Two edge classes, matching the attachment model: execution edges (emits,
handoff_to) are observed from the trace (State A); dependency edges
(depends_on) are inferred or declared (State B) and are never read off the
trace. The graph is a first-class, queryable part of the package; audit()
stays the ergonomic capture entry and the user is never asked to build the graph
by hand.
build_graph ¶
Build the typed decision graph from a normalized trace.

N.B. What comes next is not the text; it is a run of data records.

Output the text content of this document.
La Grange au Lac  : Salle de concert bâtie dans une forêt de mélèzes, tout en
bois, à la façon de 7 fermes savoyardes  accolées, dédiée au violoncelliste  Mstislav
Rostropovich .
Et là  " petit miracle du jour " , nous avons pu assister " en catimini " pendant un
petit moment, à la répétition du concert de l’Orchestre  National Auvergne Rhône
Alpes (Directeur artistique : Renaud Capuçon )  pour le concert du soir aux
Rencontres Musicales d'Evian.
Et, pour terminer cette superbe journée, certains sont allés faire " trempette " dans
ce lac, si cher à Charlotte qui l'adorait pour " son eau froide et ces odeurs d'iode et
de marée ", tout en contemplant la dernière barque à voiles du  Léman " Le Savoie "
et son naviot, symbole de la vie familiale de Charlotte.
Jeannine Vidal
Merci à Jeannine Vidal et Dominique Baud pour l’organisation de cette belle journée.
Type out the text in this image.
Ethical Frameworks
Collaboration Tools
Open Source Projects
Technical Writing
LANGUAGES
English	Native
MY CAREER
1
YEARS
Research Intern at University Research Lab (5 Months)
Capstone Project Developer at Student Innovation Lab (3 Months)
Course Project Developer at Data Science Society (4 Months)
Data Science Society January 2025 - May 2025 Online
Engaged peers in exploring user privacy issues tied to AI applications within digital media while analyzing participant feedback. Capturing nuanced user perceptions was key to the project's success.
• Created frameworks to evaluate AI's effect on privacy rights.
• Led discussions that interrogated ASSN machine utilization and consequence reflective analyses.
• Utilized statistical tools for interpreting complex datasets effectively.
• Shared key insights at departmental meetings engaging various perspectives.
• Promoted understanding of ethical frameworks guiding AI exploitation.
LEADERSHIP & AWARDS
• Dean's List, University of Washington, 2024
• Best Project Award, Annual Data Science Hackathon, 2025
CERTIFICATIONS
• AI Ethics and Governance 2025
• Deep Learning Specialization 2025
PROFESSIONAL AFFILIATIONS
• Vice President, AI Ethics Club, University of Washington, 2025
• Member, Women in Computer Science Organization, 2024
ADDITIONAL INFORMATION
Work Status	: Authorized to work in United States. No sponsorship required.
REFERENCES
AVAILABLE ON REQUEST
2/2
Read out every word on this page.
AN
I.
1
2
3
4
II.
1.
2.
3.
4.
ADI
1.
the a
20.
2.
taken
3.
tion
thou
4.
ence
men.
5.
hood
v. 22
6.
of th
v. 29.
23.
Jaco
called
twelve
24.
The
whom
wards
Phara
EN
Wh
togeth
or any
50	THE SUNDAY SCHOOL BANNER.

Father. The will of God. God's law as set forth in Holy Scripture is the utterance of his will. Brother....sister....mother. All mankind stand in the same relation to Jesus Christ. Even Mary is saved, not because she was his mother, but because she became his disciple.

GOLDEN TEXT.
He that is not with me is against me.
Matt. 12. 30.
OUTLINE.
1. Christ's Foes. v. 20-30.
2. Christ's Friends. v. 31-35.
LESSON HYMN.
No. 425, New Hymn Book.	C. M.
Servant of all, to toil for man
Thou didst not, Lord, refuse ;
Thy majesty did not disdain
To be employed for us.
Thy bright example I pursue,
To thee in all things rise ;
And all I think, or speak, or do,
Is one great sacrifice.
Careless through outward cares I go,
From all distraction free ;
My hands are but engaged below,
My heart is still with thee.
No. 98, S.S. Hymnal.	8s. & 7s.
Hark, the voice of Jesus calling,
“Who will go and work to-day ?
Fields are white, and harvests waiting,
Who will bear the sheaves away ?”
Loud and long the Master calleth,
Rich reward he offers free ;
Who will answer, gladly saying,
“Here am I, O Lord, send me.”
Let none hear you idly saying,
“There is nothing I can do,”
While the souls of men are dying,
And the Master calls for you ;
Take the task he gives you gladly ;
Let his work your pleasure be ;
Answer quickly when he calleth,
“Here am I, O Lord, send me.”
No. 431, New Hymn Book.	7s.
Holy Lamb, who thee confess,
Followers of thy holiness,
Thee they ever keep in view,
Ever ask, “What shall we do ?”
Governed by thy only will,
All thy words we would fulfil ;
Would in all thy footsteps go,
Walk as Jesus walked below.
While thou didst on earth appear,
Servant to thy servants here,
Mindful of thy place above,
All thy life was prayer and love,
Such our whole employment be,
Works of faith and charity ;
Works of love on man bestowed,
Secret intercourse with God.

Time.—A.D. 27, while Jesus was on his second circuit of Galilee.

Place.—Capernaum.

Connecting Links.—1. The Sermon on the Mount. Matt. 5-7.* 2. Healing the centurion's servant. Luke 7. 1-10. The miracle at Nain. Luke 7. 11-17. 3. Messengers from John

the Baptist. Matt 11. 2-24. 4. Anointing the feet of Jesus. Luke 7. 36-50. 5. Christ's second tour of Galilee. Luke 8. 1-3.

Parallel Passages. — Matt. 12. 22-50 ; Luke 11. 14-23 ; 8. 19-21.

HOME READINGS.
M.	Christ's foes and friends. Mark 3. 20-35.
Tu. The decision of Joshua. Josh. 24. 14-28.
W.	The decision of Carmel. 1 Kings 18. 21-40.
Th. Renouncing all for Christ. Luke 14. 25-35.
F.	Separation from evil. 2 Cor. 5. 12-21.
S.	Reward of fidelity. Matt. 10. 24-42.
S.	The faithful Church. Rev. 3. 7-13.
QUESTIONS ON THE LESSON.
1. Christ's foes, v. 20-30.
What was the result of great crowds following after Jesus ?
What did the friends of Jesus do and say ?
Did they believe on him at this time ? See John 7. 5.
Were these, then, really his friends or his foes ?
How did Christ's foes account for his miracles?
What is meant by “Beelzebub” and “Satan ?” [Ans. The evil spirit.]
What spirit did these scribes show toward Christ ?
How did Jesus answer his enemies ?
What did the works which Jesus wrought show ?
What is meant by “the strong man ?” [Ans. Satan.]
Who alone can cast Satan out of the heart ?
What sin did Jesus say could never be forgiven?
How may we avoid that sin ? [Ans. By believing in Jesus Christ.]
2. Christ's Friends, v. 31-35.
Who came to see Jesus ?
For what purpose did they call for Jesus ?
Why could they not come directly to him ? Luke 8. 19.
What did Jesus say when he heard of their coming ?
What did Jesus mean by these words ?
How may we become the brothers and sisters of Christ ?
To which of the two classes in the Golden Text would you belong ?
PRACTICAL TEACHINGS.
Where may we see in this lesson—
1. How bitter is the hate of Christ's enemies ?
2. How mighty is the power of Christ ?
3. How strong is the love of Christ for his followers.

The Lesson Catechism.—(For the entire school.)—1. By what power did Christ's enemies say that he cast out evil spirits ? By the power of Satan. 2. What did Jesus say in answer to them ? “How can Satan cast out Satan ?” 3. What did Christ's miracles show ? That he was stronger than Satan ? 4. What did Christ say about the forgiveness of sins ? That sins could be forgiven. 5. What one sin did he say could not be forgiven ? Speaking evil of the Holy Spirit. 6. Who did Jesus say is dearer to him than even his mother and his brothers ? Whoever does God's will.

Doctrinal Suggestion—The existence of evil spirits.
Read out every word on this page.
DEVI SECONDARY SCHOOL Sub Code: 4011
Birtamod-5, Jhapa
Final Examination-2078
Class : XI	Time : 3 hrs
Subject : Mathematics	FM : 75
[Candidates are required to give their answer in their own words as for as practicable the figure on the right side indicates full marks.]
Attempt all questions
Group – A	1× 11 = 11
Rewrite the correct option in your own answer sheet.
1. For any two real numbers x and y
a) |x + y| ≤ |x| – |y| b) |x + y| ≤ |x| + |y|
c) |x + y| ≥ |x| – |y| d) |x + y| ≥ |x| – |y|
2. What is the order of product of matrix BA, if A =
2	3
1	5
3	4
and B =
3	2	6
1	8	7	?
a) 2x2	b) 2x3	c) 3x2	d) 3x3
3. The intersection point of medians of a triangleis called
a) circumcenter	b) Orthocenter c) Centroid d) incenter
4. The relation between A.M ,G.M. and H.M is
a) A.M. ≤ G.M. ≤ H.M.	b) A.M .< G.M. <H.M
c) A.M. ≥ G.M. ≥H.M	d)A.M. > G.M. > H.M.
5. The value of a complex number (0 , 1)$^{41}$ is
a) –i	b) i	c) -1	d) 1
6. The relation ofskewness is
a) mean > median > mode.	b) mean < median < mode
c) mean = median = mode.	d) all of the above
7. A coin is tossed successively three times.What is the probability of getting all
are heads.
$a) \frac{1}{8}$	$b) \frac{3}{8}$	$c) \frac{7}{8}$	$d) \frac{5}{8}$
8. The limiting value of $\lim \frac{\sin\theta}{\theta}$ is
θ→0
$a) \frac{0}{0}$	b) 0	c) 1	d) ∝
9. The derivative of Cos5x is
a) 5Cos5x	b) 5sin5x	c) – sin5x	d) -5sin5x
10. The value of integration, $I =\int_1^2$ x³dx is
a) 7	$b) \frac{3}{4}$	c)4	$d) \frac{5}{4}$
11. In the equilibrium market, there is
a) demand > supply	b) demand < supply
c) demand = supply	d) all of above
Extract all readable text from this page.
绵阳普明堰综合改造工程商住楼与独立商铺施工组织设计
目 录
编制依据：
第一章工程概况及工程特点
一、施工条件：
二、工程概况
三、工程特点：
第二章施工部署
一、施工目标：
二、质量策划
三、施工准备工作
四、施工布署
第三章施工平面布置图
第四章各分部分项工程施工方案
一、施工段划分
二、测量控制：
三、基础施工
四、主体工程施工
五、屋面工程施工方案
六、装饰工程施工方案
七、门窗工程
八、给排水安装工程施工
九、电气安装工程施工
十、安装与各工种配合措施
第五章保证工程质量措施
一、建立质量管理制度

steps are ordered dicts with keys idx (a unique int), agent (str),
and kind ("decision" or "tool_call"). Execution edges come from the
trace. Dependency edges follow dependency: "full_context" (each step
depends on every prior step, the full-history assumption these multi-agent
systems actually use), "chain" (each step depends only on its immediate
predecessor), or "explicit" (each step depends on exactly the prior steps
named in its own deps list of indices). "explicit" is the observed-
dependency case: when the trace exposes which state a step actually read
(tool I/O, file reads), the adapter records it in deps instead of inferring
it. shared_resource adds one dependency_resource node that every step
reads and writes (the shared blackboard); pass False when dependencies are
modeled explicitly and the coarse blackboard would double-count.
dependency_dag ¶
The depends_on projection as a simple DiGraph (step -> what it relied on).
characterize ¶
Structural properties of one decision graph (the per-graph measurement).
downstream_reach ¶
How many steps (transitively) depend on step_idx -- its blast radius.
execution_reach ¶
How many steps transitively FOLLOW step_idx in control flow -- the plan keystone.
Twin of :func:downstream_reach, but over the EXECUTION projection (handoff_to
edges) instead of depends_on. In :meth:SessionGraph.to_networkx, handoff_to
points predecessor -> successor, so the transitive followers of a node are its
DESCENDANTS in that projection (contrast :func:downstream_reach, where
depends_on points dependent -> dependency and the blast set is the ANCESTORS).
Returns 0 if the node is not in the graph.